Jan 03, 2007
I had my last dose of Iron the Thursday before Chritmas. I was so glad to be done with that mess! They tested my blood again while I was there and it was on it's way up. I have have a final blood test this Thursday (Jan 4th) to see if I am cleared for next Thursday's surgery date of Jane 11th. We shall see -- I'm so ready to have this done!
Dec 19, 2006
The good news is I have a new date!! Jan 11th. As long as my blood stays stable .......
Dec 19, 2006
My surgery for now is canceled, but he seems to think if I react well to the iron treatments that I could have it as soon as mid Jan.
Surgery date on hold!
Dec 19, 2006
So I have that appt on Friday (12/15) and he thinks I will probably be having a bone marrow test since some of my blood cells came back abnormal. I'm scared -- please keep the prayers and positive thoughts coming.
After such a great day yesturday ....
Dec 08, 2006
I'm hoping it will just be that I need an iron pill, but the platelet count has me really concerned - I've never had anything like this come up.
I hope I can get this cleared up and I can proceed as planned but more importantly that there isn't an underlying problem going on. I'm really scared. *** reminder to self - do not do internet searches of possible reasons of blood problems until after I've seen a Doctor***. What I've found is some serious shit. Please send some prayers my way and good thoughts that all will be fine.
Pre Addmission testing!
Dec 08, 2006
Well, I had my pre admission testing today. I got to the hospital about 7:15am and was greeted by 8 other people who are having GB the day of or the day after mine. I had to fast the night before and when I got there the first thing they did was draw like 8 vials of blood . Then it was weight, height and complete medical history. I met with the anesthesiologist and was given a breathing machine to practice with at home so that I don't develop fluid in my lungs post op. Then they gave us bagels, juice, coffee and fruit while we had the nutritional class. Then we individually met with an internist and a nurse practitioner for additional physicals and counseling. We even met with the Chaplin who helped anyone who wanted to make a living will or/and power of attorney.

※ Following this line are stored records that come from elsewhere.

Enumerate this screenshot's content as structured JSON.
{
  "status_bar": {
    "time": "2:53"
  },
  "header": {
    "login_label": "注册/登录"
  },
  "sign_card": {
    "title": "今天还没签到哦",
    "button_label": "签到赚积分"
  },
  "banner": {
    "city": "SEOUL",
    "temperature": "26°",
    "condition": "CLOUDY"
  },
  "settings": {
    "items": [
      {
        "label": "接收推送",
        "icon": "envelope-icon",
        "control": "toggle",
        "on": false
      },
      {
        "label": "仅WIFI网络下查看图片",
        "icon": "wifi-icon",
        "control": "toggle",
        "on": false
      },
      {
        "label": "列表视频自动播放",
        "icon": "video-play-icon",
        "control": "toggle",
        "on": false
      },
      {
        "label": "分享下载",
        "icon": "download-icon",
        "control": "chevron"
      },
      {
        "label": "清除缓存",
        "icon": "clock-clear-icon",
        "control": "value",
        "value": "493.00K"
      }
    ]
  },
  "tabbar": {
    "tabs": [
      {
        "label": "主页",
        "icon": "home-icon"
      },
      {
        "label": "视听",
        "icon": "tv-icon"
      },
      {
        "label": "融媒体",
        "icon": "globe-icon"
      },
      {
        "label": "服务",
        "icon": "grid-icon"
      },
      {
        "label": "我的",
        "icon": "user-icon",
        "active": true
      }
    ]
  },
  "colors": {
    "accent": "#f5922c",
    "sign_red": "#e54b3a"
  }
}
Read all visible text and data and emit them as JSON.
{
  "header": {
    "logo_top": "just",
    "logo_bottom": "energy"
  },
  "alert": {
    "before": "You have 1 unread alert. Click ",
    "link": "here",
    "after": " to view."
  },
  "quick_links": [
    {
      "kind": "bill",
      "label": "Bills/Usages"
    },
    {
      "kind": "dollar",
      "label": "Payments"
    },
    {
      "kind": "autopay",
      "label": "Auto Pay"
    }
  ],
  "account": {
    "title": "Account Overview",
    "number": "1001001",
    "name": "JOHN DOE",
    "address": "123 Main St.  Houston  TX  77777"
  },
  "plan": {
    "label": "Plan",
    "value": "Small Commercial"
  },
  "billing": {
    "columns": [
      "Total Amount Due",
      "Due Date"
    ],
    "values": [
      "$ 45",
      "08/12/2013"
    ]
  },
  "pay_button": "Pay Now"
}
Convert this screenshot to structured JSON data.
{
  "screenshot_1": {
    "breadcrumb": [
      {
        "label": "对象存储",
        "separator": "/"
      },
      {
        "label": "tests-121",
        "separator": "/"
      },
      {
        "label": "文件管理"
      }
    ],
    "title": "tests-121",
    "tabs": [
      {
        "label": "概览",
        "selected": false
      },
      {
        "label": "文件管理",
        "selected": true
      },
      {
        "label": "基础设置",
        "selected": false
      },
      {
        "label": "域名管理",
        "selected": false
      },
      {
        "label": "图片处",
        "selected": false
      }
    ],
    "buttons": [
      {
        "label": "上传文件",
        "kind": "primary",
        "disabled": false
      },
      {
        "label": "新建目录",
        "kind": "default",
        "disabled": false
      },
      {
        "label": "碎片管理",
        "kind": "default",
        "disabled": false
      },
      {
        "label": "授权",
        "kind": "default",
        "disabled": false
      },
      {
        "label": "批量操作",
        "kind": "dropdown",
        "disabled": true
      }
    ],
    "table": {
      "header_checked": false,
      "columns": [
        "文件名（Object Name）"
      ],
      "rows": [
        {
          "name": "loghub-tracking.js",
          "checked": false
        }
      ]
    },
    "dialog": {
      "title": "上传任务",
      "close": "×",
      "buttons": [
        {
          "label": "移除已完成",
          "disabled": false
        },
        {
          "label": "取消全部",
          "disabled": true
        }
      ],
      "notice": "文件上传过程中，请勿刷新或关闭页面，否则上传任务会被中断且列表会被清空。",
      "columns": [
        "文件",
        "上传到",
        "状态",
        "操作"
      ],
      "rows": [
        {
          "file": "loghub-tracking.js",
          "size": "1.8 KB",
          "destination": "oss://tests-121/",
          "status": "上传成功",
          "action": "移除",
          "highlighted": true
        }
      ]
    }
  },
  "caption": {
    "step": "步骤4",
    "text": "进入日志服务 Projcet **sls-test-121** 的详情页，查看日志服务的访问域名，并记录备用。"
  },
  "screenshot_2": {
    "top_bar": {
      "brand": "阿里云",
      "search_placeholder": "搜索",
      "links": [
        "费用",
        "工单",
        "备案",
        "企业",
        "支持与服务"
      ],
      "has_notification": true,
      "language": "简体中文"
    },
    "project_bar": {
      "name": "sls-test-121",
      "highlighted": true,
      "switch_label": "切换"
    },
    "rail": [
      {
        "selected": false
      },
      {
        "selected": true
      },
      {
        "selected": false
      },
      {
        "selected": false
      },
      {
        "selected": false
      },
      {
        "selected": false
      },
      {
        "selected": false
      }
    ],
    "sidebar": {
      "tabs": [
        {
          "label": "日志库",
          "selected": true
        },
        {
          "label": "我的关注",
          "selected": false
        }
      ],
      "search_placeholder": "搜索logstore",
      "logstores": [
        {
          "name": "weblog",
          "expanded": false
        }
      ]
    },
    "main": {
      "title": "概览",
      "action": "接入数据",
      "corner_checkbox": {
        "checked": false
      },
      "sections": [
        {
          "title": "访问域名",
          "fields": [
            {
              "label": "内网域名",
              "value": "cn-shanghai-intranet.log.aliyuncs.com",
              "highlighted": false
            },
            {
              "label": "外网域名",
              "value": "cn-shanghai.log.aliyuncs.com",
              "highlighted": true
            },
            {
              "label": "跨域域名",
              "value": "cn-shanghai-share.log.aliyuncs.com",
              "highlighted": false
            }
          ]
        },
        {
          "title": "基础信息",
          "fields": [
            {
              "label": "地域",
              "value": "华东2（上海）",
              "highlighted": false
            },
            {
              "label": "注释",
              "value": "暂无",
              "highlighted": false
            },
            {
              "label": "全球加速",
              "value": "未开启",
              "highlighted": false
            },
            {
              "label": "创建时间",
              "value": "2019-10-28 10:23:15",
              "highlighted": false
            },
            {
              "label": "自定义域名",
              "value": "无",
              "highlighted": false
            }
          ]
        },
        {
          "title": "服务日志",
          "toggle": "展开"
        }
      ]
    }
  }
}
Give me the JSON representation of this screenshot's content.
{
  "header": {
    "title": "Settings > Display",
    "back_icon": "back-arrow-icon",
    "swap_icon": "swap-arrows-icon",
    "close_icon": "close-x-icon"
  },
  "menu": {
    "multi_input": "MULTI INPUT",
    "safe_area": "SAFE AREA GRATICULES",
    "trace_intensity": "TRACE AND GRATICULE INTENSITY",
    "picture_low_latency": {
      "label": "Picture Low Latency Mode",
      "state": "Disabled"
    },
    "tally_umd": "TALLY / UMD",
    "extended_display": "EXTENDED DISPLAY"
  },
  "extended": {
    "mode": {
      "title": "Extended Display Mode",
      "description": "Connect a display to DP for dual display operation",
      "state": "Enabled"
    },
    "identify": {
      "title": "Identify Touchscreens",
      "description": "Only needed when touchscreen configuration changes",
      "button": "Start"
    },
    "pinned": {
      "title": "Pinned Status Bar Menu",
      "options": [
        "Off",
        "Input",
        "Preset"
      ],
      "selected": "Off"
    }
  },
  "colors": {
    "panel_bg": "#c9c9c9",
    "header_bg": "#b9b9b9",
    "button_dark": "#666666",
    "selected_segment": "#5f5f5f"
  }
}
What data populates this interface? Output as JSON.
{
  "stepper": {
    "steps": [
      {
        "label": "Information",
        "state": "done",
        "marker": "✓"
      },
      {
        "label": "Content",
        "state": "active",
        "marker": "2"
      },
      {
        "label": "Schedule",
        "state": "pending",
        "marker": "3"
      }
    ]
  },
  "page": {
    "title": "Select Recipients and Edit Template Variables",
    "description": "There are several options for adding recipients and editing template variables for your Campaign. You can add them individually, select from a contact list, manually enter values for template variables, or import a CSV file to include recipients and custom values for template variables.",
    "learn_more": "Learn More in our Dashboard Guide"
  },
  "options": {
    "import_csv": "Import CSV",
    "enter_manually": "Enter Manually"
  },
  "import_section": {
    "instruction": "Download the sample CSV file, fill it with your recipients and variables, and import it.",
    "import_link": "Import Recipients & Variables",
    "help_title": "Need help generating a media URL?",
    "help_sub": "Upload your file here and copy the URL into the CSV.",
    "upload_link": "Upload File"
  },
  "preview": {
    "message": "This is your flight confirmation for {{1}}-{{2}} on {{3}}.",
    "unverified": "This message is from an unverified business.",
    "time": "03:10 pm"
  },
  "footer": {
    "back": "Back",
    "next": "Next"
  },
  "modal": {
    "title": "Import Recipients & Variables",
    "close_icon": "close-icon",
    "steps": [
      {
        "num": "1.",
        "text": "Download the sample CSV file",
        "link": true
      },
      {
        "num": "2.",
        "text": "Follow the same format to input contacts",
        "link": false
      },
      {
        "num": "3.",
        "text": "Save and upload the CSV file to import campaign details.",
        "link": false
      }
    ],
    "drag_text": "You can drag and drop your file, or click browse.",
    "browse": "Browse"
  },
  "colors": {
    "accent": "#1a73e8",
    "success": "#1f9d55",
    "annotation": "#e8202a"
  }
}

After today, I feel 100% ready to change my life. I feel so at ease, it’s strange. I have been scared to death about having the surgery, but after today, I can honestly say I am completely confident I am making the right decision. The 8 people that I spent the day with were fantastic. We all chatted between being called out for various tests and at the end, we exchanged emails. We all joked that we will see each other taking our little baby steps down the halls during recovery.
So, let the waiting game begin. No more worries .... there's only excitement to see what 2007 will bring.
Only 3 more weeks!!!
It's my Birthday!
Nov 04, 2006
So, this time next year, I hope to be celebrating my 30th Birthday many, many pounds lighter with a party where I can go out and buy a cute outfit for myself and wear it with confidence.
I went back to Wal-Mart the other day and bought one of those Halloween shirts I mentioned in my last post because they were on clearance for $5. I bought a large -- OMG a large!! I can't remember the last time I could wear an XL let alone a large! Not much else is going on. I’m just doing the waiting game. I have less then two months now and the scared feelings I was having at first are now being replaced with my excitement!
Being real (10/14/06)
Oct 14, 2006
I just did something I haven’t done in years. I posted real, up to date pictures of myself on a web site~ this one. I hate having my picture taken, but this place is so different. I feel so comfortable here on
On another note, I had my first WOW moment the other day in Wal-Mart. Now, I understand that wow moments are usually realized after surgery, but I had one pre-op! I saw some really cute Halloween shirts and wanted to buy one. I searched through the entire rack to find the biggest size they come in (26/28) and finally found one. I almost put it in my cart when I realized … I’m not buying this stupid shirt! I won’t be able to wear it next year because I will be a totally different size! Wow- this is really going to happen! What a difference this is going to make in my life.